Concerns ranged from increased traffic and lack of screening around the parking lot, to fears of cannabis patients driving while high in town, increased recreational marijuana use among local teens, an increase in crime, and a general skepticism that the facility would be used by people with legitimate medical conditions rather than recreational drug users.
“Another concern we have is people taking marijuana to ease their pain as soon as they leave the building’s parking lot,” said Niles Avenue resident Caitlin Santora. Since people are not allowed to consume marijuana on their property, they’ll meet and find a nearby street to ease their pain, which is on Niles Avenue. Then they’ll be driving through Madison and Chatham under the influence.”

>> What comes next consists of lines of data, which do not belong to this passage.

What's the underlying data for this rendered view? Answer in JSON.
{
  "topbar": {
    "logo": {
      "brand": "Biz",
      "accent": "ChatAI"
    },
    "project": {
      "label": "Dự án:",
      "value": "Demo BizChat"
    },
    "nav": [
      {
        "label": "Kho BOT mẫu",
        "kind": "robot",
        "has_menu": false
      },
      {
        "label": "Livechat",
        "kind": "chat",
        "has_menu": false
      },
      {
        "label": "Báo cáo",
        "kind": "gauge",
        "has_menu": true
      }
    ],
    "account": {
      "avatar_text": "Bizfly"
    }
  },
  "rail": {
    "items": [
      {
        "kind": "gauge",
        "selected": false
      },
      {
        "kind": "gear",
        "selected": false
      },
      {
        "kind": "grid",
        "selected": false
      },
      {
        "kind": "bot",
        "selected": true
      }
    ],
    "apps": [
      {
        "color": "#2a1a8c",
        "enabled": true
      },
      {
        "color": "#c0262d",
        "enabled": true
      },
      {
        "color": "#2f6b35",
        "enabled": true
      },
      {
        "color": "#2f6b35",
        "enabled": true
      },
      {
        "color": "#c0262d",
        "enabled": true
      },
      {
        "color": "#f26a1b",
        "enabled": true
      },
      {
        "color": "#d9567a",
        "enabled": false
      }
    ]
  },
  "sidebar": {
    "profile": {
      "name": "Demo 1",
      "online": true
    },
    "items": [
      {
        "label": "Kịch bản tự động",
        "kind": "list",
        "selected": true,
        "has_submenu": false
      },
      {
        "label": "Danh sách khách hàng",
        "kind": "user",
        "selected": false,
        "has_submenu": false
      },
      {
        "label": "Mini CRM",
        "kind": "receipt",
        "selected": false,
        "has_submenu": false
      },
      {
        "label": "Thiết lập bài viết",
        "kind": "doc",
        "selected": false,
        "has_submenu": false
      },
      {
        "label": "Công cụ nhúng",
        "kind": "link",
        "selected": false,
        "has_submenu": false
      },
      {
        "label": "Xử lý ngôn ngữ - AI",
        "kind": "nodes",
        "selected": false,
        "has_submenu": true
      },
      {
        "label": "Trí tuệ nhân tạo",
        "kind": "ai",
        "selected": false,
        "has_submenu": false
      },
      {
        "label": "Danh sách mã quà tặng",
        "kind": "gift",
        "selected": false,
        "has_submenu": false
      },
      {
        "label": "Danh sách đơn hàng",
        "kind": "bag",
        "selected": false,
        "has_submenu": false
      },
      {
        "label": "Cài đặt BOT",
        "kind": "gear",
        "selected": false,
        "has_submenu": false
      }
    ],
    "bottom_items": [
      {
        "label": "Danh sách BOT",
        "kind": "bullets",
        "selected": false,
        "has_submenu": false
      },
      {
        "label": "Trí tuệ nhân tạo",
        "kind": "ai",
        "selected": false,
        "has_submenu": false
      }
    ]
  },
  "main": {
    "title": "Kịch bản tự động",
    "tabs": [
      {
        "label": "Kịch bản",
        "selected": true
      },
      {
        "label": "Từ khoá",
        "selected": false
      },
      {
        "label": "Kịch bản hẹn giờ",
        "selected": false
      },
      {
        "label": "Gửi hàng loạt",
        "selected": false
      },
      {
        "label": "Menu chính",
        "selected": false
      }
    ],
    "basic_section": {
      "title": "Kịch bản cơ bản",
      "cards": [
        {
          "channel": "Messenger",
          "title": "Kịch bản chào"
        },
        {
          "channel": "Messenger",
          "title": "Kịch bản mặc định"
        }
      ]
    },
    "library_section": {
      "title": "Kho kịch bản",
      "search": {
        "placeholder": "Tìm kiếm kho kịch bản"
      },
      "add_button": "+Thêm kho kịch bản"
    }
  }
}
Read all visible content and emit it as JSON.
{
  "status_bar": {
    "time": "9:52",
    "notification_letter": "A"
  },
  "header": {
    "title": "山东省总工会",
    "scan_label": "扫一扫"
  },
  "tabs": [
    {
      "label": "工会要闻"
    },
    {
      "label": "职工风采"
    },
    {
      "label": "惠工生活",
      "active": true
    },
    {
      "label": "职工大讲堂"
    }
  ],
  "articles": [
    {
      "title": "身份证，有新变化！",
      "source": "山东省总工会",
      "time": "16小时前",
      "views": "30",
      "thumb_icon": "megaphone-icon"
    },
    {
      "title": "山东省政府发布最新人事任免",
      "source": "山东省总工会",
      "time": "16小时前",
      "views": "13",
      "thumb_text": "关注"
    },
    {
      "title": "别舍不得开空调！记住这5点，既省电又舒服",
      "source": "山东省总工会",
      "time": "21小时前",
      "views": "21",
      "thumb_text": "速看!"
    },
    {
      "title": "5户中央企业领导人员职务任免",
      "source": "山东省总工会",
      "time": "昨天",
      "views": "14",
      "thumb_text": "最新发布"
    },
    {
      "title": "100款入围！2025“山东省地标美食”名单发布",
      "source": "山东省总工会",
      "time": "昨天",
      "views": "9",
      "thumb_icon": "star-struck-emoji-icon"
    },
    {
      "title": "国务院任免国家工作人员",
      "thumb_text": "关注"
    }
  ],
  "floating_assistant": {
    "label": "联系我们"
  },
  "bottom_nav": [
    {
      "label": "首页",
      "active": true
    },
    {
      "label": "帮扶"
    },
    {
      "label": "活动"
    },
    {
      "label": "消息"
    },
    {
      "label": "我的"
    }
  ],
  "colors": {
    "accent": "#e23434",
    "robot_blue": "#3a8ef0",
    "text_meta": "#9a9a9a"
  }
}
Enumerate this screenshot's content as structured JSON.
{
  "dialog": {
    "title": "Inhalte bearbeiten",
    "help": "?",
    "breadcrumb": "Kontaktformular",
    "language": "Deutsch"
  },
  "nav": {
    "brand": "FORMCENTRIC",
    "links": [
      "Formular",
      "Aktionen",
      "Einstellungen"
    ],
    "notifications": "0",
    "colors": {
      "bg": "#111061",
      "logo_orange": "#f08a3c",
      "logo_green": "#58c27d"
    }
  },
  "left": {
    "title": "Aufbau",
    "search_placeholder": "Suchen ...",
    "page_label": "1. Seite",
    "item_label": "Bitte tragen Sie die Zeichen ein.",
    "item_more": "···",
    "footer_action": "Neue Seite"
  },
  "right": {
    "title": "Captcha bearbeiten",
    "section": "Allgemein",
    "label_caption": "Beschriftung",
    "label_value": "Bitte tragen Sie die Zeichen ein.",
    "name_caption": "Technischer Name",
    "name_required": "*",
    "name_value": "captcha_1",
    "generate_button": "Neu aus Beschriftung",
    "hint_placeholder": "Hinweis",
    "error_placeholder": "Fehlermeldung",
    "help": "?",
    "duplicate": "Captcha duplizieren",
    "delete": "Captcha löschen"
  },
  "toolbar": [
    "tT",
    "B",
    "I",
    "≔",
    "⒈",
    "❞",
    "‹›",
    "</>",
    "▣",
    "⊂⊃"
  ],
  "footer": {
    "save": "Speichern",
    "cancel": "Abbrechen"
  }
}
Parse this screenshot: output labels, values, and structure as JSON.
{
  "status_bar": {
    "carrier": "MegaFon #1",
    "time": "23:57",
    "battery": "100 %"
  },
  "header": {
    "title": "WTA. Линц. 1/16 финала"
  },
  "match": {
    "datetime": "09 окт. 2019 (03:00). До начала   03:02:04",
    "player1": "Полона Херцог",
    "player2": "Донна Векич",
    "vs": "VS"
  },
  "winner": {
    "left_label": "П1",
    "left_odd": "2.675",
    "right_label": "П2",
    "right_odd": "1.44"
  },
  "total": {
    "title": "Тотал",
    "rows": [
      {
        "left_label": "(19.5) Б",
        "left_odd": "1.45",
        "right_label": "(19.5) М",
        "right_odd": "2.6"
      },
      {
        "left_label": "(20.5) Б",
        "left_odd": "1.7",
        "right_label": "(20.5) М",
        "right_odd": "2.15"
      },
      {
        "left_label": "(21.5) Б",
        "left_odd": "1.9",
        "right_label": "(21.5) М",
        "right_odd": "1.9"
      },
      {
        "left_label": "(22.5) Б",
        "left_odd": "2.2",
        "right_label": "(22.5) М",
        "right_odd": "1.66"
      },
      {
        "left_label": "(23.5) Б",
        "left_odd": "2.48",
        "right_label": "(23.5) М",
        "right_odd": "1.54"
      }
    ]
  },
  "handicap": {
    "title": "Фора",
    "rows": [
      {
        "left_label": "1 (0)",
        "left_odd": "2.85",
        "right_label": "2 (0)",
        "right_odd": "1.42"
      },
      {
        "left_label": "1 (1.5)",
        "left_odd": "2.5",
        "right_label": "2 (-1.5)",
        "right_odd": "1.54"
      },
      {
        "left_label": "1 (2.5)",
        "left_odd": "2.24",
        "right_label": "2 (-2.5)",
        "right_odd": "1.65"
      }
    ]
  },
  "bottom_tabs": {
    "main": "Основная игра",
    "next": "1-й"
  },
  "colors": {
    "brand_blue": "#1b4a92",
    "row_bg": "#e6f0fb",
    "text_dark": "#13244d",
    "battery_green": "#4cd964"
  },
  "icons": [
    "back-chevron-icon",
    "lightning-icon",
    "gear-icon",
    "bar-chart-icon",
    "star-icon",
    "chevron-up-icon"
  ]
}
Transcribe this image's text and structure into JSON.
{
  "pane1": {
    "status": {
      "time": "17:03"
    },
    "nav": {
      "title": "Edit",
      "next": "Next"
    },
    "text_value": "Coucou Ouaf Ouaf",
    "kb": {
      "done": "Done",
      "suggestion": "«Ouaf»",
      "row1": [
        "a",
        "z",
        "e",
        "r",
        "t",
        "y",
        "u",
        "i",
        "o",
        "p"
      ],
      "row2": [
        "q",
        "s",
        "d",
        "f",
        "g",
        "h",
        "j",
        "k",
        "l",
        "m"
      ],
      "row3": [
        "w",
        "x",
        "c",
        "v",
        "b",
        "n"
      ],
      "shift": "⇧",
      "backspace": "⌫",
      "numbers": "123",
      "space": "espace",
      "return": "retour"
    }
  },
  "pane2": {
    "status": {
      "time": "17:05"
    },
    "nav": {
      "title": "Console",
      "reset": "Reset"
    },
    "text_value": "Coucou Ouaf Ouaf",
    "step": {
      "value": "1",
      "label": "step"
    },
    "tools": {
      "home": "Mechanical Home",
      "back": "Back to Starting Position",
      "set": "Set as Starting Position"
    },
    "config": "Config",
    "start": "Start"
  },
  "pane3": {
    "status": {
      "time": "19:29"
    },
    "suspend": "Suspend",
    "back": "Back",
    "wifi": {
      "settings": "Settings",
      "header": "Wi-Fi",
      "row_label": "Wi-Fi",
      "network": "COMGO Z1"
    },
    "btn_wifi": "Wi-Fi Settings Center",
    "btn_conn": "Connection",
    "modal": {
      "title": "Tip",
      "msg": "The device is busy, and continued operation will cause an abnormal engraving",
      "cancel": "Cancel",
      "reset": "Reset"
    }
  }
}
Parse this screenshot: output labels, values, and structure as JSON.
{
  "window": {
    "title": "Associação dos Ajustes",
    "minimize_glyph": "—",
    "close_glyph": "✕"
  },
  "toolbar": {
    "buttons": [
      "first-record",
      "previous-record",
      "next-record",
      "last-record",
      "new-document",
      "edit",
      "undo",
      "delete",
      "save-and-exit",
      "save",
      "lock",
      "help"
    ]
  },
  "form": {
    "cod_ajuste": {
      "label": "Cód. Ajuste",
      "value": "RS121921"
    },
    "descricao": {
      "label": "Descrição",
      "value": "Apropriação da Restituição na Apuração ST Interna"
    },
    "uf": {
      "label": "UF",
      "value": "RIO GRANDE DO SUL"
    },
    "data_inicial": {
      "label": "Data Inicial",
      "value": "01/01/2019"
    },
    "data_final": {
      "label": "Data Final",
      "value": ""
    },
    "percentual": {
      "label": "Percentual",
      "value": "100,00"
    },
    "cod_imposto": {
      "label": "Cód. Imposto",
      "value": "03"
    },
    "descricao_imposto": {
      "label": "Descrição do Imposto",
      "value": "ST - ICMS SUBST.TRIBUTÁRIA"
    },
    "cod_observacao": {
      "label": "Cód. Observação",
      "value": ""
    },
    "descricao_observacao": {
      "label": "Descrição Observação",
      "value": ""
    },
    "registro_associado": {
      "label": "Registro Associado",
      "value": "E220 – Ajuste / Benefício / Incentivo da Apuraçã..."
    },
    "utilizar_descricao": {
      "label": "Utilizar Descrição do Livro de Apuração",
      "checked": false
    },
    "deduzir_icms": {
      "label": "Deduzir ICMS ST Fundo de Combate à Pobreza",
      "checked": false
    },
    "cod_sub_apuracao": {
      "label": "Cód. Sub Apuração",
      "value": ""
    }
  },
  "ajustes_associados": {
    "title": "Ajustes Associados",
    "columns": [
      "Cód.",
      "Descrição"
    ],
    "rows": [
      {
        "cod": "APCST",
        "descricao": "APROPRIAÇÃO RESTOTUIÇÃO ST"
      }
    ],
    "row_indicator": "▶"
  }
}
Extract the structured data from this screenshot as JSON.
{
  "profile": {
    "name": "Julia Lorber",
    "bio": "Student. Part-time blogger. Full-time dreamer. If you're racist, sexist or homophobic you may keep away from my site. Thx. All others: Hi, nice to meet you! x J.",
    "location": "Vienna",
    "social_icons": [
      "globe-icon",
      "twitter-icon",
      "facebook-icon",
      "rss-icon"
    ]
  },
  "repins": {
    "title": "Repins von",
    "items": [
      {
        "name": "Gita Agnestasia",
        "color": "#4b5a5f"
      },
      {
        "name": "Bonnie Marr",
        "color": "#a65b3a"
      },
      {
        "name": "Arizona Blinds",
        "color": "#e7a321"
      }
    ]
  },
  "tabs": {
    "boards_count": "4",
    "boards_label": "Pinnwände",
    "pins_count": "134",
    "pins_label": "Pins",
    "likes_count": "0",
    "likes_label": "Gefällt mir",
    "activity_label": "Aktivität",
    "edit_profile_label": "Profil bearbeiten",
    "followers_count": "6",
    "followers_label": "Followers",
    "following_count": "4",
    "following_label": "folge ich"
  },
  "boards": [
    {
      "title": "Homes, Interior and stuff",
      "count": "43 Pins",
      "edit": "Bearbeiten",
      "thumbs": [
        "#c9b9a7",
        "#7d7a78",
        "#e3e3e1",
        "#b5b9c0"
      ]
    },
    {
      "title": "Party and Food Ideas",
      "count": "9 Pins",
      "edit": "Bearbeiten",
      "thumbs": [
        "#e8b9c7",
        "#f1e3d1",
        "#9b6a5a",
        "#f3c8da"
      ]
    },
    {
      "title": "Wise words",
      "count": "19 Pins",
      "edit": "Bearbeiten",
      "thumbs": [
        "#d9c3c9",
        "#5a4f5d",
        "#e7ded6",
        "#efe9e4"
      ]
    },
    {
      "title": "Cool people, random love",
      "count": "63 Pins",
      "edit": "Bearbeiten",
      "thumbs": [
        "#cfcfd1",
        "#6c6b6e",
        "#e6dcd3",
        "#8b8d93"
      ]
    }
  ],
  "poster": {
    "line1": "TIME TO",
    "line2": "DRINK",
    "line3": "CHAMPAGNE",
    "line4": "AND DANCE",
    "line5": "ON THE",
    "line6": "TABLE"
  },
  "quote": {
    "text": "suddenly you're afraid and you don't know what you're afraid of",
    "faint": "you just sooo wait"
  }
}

Said Councilman John Hoover, “This is not recreational marijuana. It is medical, highly regulated, highly monitored, highly controlled, and highly reported on. I do not believe that we should be against this. I think that people that need medical marijuana ought to have access to it, and they should have access to it fairly close to where they live.”
In 2020, Councilman Eric Range noted, 63 percent of Madison voters supported a 2020 state referendum to legalize recreational marijuana sales in New Jersey, “so I’ve got to extrapolate that there’s support out there for a more limited, regulated medical use of cannabis.
“Towns across New Jersey every year approve liquor licenses like nothing, and we all know that there are issues around that with parents providing underage alcohol, or what have you,” Range said. “I think this notion that a medical cannabis dispensary is some Boogeyman hiding under our bed is not one that really is based in reality.”
Madison Mayor Robert Conley said the council would work to get further information to answer the residents’ concerns by Dec. 12.